今日の相手は、8連続防衛中の絶対王者らしく、前回井岡が判定で敗れた相手のような姑息なボクシングはしませんでした。そうなると、井岡の優等生ぶりがいかんなく発揮されます。強打のチャンピオンのラッシュを、見事なディフェンスでかわしつつ、ジャブやボディーを的確に打って、ポイントを稼いでいきます。見た目の派手さはありませんが、本当に優秀な学生が難しい方程式を解くように理詰めのボクシングを展開していった印象です。有効打は少ないものの動きが派手に見えるチャンピオンに対し、ともすれば消極的に見えてしまう井岡選手ですが、今日はさすがにそれはないだろうと思わせる展開でした。そして、顔は相変わらずとてもキレイでしたね。

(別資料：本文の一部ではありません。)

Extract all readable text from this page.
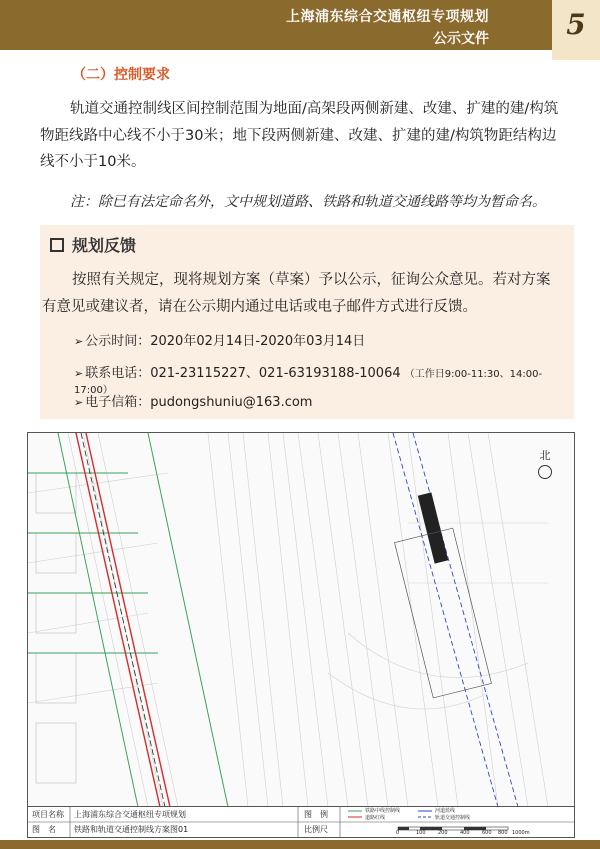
上海浦东综合交通枢纽专项规划
公示文件	5
（二）控制要求
轨道交通控制线区间控制范围为地面/高架段两侧新建、改建、扩建的建/构筑物距线路中心线不小于30米；地下段两侧新建、改建、扩建的建/构筑物距结构边线不小于10米。
注：除已有法定命名外，文中规划道路、铁路和轨道交通线路等均为暂命名。
规划反馈
按照有关规定，现将规划方案（草案）予以公示，征询公众意见。若对方案有意见或建议者，请在公示期内通过电话或电子邮件方式进行反馈。
➢ 公示时间：2020年02月14日-2020年03月14日
➢ 联系电话：021-23115227、021-63193188-10064 （工作日9:00-11:30、14:00-17:00）
➢ 电子信箱：pudongshuniu@163.com
北
项目名称 上海浦东综合交通枢纽专项规划
图　名 铁路和轨道交通控制线方案图01
图　例
比例尺
铁路中线控制线	河道蓝线
道路红线	轨道交通控制线
0	100 200 400 600 800 1000m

表面的な見た目に惑わされたジャッジがいたようで、一人がドローでしたが、二人のジャッジは井岡に軍配をあげ、井岡が見事3階級制覇を成し遂げました。ボクシングの派手な打ち合いはありませんでしたが、今日の試合は見応えがあったと思います。強いもの同士の張りつめるような緊張感がありました。
今日の2試合を見に行ったお客さんは損をしなかったと思います。ボクシングの試合で、何がつまらないかと言えば、誰とはあえて言いませんが、今日の2試合のようなファインティングスピリットもなければ、見事な技術もなく、弱い相手をマッチングし、貝のように守りを固めて、タイトルを守ることだけに終始する試合ですね。野蛮かもしれませんが、ボクシングの原点が何かと言えば、二人の人間が、極限の力を振り絞って殴り合いをするということです。これをなくしては、形式的にベルトを持っていても、意味はないと思いますね。